Seit einiger Zeit bin ich ein großer Fan des Paretoprinzips, auf welches ich durch das Buch „The 4-Hour Workweek“ von Tim Ferriss aufmerksam geworden bin. Das Prinzip besagt, „dass 80 % der Ergebnisse in 20 % der Gesamtzeit eines Projekts erreicht werden“ (Quelle: wikipedia). Übertragen auf das Packen für deine nächste Rucksacktour bedeutet dies, dass der wichtigste Teil deiner Inhalte keinen großen Zeitauwand benötigt. Warum also allzu viel Zeit mit unwichtigen Dingen verschwenden?

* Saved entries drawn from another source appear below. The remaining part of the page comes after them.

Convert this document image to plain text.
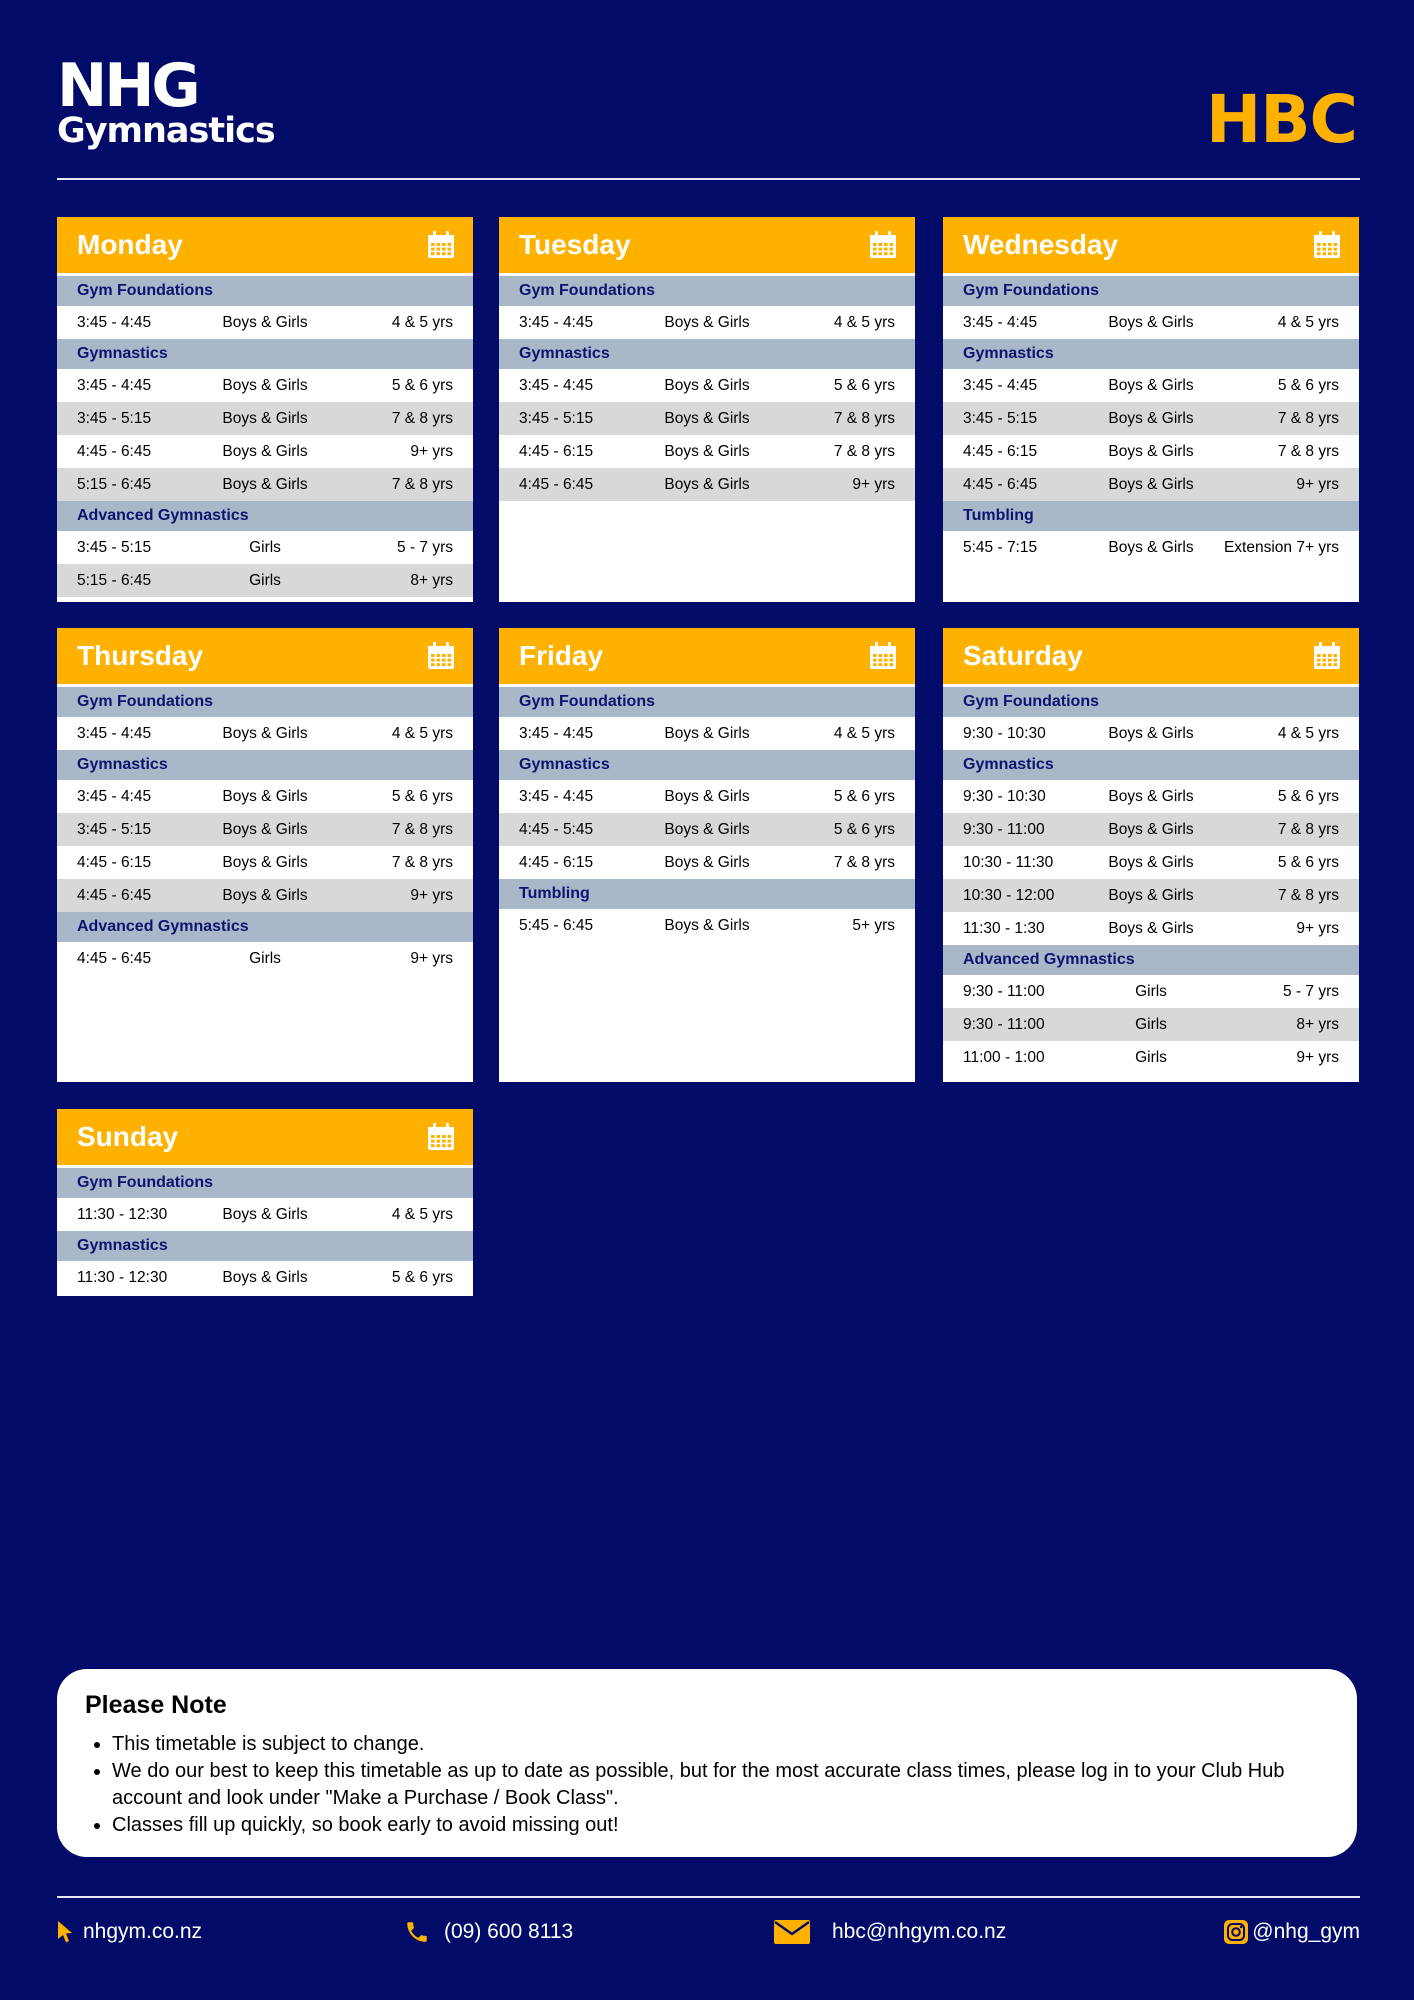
NHG
Gymnastics	HBC
Monday
Gym Foundations
3:45 - 4:45	Boys & Girls	4 & 5 yrs
Gymnastics
3:45 - 4:45	Boys & Girls	5 & 6 yrs
3:45 - 5:15	Boys & Girls	7 & 8 yrs
4:45 - 6:45	Boys & Girls	9+ yrs
5:15 - 6:45	Boys & Girls	7 & 8 yrs
Advanced Gymnastics
3:45 - 5:15	Girls	5 - 7 yrs
5:15 - 6:45	Girls	8+ yrs
Tuesday
Gym Foundations
3:45 - 4:45	Boys & Girls	4 & 5 yrs
Gymnastics
3:45 - 4:45	Boys & Girls	5 & 6 yrs
3:45 - 5:15	Boys & Girls	7 & 8 yrs
4:45 - 6:15	Boys & Girls	7 & 8 yrs
4:45 - 6:45	Boys & Girls	9+ yrs
Wednesday
Gym Foundations
3:45 - 4:45	Boys & Girls	4 & 5 yrs
Gymnastics
3:45 - 4:45	Boys & Girls	5 & 6 yrs
3:45 - 5:15	Boys & Girls	7 & 8 yrs
4:45 - 6:15	Boys & Girls	7 & 8 yrs
4:45 - 6:45	Boys & Girls	9+ yrs
Tumbling
5:45 - 7:15	Boys & Girls	Extension 7+ yrs
Thursday
Gym Foundations
3:45 - 4:45	Boys & Girls	4 & 5 yrs
Gymnastics
3:45 - 4:45	Boys & Girls	5 & 6 yrs
3:45 - 5:15	Boys & Girls	7 & 8 yrs
4:45 - 6:15	Boys & Girls	7 & 8 yrs
4:45 - 6:45	Boys & Girls	9+ yrs
Advanced Gymnastics
4:45 - 6:45	Girls	9+ yrs
Friday
Gym Foundations
3:45 - 4:45	Boys & Girls	4 & 5 yrs
Gymnastics
3:45 - 4:45	Boys & Girls	5 & 6 yrs
4:45 - 5:45	Boys & Girls	5 & 6 yrs
4:45 - 6:15	Boys & Girls	7 & 8 yrs
Tumbling
5:45 - 6:45	Boys & Girls	5+ yrs
Saturday
Gym Foundations
9:30 - 10:30	Boys & Girls	4 & 5 yrs
Gymnastics
9:30 - 10:30	Boys & Girls	5 & 6 yrs
9:30 - 11:00	Boys & Girls	7 & 8 yrs
10:30 - 11:30	Boys & Girls	5 & 6 yrs
10:30 - 12:00	Boys & Girls	7 & 8 yrs
11:30 - 1:30	Boys & Girls	9+ yrs
Advanced Gymnastics
9:30 - 11:00	Girls	5 - 7 yrs
9:30 - 11:00	Girls	8+ yrs
11:00 - 1:00	Girls	9+ yrs
Sunday
Gym Foundations
11:30 - 12:30	Boys & Girls	4 & 5 yrs
Gymnastics
11:30 - 12:30	Boys & Girls	5 & 6 yrs
Please Note
• This timetable is subject to change.
• We do our best to keep this timetable as up to date as possible, but for the most accurate class times, please log in to your Club Hub account and look under "Make a Purchase / Book Class".
• Classes fill up quickly, so book early to avoid missing out!
nhgym.co.nz	(09) 600 8113	hbc@nhgym.co.nz	@nhg_gym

10. Verwende platzsparende Alternativen

Klar ist es bei Backpackern in der Regel das Ziel, möglichst preisgünstig durch die Welt zu reisen. Doch manchmal lohnt es sich, vor der Reise ein bisschen tiefer in die Tasche zu greifen und hilfreiche Utensilien zu kaufen, die zudem noch sehr platzsparend sind. Ein absolutes No-Go sind zum Beispiel Strandhandtücher, die jede Menge Platz wegnehmen. Eine gute Alternative dazu sind spezielle Reisehandtücher (z. B. Mikrofaser-Handtuch von PEARL), die nicht nur schnell trocknen, sondern auch leicht verstaubar sind. Ähnlich ist es mit Regenjacken für tropische Gebiete. Reicht hier nicht auch ein Plastik-Regenüberzug aus anstatt eine Regenjacke mitzuschleppen, die oftmals sowieso nur im Rucksack vor sich hin gammelt ?

Weniger ist mehr

Der Leitspruch „Weniger ist mehr“ ist zwar ziemlich abgedroschen, spielt beim Packen aber eine bedeutende Rolle. Wenn du bei einem bestimmten Gegenstand am Überlegen bist, ob du ihn für deine Rucksacktour benötigst, dann lasse ihn lieber gleich zu Hause. Oftmals ist es hilfreich, dass du all deine Sachen vor dir ausbreitest und nochmals 20 Prozent aussortierst, bevor du sie in den Rucksack stopfst. Denn vieles davon wirst du definitiv nicht benötigen.

Natürlich gibt es noch eine ganze Reihe weiterer Packtipps, doch von meiner Seite soll es das vorerst gewesen sein. Hast du noch einzelne Punkte, die es zu beachten gilt? Wenn ja, dann freue ich mich über einen kurzen Kommentar von dir.